Section of Map of Texas circa 1888, showing location of Colberg, where Hallman served as postmaster for two years. Colberg was also the name of his birthplace in Prussia. Map courtesy of Center for American History, Swante Palm Collection.
The southeast side of the building was the more ornamented, with lintels over the door and window. During the 1880s, this side was likely the front door. Although the road has now been moved, an aerial map from the 1930s shows the faint traces of an old road winding past this side of the building and on throughout the Barton Creek community. Photo by Tom Hester.
The southeast side of the building was the more ornamented, with lintels over the door and window. During the 1880s, this side was likely the front door. Although the road has now been moved, an aerial map from the 1930s shows the faint traces of an old road winding past this side of the building and on throughout the Barton Creek community. Photo by Tom Hester.

In 1882, prominent Austin businessman Ernst Hallman determined to make a dramatic change in his life. Ten years previously, the native of Colberg, Prussia, had been terribly injured in a train accident in Manor, Texas. As a result, both his left leg and right foot had to be amputated. Although he continued working as a district clerk for Travis County for several years afterward, he apparently was ready to leave city life behind. Having purchased more than 2400 acres of raw land west of the city, Hallman and his wife, Johanna Schenck Hallman moved to the Hill Country to raise sheep.

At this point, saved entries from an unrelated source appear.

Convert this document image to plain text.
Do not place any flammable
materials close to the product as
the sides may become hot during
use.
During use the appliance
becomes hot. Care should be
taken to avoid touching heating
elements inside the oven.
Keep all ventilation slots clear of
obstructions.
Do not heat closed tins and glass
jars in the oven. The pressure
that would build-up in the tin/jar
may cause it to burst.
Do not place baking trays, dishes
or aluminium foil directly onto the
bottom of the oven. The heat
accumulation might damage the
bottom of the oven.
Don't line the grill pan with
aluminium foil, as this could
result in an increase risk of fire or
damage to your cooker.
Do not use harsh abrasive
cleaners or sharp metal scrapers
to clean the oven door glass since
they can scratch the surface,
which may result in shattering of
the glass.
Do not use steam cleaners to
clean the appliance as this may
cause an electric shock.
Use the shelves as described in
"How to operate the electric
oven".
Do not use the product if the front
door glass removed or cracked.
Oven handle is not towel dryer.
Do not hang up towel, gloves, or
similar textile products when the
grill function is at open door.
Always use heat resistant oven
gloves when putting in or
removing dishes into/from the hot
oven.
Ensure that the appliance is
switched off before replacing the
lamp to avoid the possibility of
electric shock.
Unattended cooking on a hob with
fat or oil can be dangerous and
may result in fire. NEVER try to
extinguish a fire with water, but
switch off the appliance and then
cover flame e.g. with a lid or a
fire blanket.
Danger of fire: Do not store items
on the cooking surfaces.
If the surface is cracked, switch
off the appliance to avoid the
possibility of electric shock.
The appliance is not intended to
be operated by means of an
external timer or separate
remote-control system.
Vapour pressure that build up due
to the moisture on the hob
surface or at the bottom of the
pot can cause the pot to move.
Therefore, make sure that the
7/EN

Little is known of the outcome of his venture. For even the toughest and most able bodied of men, the tasks of establishing a ranching operation must have been daunting. Even today, the rocky roads traversing the property Hallman once owned are rough and, during bad weather, treacherous. And yet postal records tell us that from 1883 to 1885, he also served as the postmaster of the community of Colberg in the "Hays/Travis area." Did the native of Colberg, Prussia, give this small enclave the name of his birthplace?

Today, all that is left on the land he once owned is a well-constructed stone building on a high ridge overlooking a tree-lined hollow. The 16-x-35-foot building is coursed masonry: hand-cut limestone laid with a mortar of burned lime and sand. The interior is dirt-floored and one-room wide, although a frame partition divides the interior into two sections.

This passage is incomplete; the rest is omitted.